Arrivano le decisioni dei giudici e finalmente si fa chiarezza sull’annosa questione delle ferie non godute e il conseguente diritto alla liquidazione delle stesse per i docenti con contratti al 30 giugno dal 2013 in poi.

I precari di lungo corso ricorderanno come, prima del 2013, la fruizione delle ferie nei periodi di sospensione delle lezioni nel corso dell’anno scolastico non era obbligatoria.

Pertanto, il personale docente a tempo determinato che, durante il rapporto di impiego, non chiedeva di fruire delle ferie durante i periodi di sospensione delle lezioni, riceveva un pagamento sostitutivo delle stesse al momento della cessazione del rapporto.

Poi arrivò la spending review (D.L. 95/2012, così come convertito dalla legge 135/2012, ha previsto al suo articolo 5, comma 8). Tale norma introduce il principio della necessaria fruizione delle ferie da parte dei dipendenti delle pubbliche amministrazioni ed il conseguente (peraltro solo ”tendenziale”) divieto di monetizzazione delle stesse.

L’interpretazione della norma ha spinto dal 2013 in poi il MEF a non liquidare nessuna somma ai docenti con contratti al 30 giugno, presumendo che i giorni di ferie maturati durante l’anno scolastico, fossero sempre, tutti, fruiti durante i giorni di sospensione dell’attività didattiche.

Posizione molto di parte quella dal MEF e non in linea con l’interpretazione letterale della legge, secondo l’avvocato Giovanni Rinaldi.

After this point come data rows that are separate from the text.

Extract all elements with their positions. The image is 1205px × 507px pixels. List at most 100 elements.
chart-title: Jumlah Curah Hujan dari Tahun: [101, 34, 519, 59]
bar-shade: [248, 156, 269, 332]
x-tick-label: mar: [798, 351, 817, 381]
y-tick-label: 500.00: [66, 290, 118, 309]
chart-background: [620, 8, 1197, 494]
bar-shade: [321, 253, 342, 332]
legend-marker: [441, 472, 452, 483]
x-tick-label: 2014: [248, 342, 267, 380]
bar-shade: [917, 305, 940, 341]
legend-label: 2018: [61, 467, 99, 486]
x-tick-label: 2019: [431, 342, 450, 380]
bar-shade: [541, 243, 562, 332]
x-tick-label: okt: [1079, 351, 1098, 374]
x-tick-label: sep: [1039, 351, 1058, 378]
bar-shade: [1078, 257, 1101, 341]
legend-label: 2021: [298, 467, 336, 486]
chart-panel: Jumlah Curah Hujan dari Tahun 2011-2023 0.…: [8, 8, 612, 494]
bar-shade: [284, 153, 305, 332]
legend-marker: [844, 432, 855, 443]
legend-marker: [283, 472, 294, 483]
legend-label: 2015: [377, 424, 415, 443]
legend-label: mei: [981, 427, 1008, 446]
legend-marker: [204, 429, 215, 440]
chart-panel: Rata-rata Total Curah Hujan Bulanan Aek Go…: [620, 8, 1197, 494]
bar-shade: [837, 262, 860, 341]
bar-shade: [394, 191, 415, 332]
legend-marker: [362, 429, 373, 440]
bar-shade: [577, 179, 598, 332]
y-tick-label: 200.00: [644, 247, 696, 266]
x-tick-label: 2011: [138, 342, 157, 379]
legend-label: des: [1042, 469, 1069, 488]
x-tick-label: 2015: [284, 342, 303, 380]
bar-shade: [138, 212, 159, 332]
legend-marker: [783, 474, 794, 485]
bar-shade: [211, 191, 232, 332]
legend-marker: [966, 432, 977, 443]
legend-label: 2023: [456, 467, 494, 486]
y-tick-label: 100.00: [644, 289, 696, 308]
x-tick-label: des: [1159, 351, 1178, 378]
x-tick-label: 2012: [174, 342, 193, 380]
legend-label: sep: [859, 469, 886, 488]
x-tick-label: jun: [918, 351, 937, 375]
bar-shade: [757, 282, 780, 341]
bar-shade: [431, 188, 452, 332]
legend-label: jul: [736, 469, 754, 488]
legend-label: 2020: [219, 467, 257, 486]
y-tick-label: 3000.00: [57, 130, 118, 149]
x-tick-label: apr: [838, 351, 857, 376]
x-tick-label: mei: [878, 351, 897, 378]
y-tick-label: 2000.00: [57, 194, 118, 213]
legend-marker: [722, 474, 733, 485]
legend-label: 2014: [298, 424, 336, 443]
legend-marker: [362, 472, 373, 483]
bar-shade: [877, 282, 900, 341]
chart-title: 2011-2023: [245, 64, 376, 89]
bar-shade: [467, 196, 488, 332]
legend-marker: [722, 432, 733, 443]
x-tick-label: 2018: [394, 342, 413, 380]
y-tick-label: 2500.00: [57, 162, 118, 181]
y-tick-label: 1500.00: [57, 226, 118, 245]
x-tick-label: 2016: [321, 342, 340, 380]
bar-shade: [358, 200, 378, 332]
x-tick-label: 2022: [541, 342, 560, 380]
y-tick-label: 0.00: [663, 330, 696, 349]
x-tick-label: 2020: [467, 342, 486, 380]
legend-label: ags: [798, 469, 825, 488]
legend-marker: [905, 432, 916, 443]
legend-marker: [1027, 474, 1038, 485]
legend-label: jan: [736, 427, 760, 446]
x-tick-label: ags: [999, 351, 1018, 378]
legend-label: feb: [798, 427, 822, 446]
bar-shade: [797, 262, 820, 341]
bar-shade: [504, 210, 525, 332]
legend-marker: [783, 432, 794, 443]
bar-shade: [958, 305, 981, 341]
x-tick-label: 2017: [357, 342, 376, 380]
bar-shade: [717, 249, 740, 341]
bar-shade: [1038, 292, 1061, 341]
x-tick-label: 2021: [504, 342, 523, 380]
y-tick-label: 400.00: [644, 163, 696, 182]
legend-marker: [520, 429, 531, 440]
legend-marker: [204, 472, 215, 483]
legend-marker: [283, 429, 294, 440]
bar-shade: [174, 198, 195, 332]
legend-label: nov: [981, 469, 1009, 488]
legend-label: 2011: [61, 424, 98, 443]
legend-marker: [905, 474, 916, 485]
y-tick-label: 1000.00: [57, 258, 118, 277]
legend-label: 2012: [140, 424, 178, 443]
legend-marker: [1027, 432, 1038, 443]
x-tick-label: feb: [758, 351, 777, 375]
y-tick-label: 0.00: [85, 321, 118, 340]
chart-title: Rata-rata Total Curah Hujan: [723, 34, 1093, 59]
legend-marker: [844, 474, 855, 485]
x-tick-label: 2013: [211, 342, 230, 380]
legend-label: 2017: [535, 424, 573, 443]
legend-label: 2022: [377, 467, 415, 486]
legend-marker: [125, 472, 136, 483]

Il comma 54 dell’art. 1 della legge di stabilità stabilisce infatti che “Il personale docente di tutti i gradi di istruzione fruisce delle ferie nei giorni di sospensione delle lezioni definiti dai calendari scolastici regionali, ad esclusione di quelli destinati agli scrutini, agli esami di Stato e alle attività valutative. Durante la rimanente parte dell’anno la fruizione delle ferie è consentita per un periodo non superiore a sei giornate lavorative subordinatamente alla possibilità di sostituire il personale che se ne avvale senza che vengano a determinarsi oneri aggiuntivi per la finanza pubblica”.

Quindi, aderendo al dettato normativo, l’indennità spetterà, in ogni caso, per i giorni di ferie residui (differenza tra numero complessivo di giorni maturati in favore del docente e il numero dei giorni fruiti obbligatoriamente per effetto dell’art. 1 comma 54 nel corso della sospensione delle lezioni e di quelli ulteriori fruiti dal docente a domanda).

In pochi giorni, con 5 distinte sentenze, i Tribunali di Torino ed Ivrea hanno confermato la tesi dell’Avvocato Giovanni Rinaldi e dei colleghi dell’ANIEF.

La decisione fa giustizia a migliaia di precari che dal 2013 hanno stipulato contratti al 30 giugno e che ora potranno rivolgersi ai giudici per richiedere la liquidazione delle ferie residue non fruite.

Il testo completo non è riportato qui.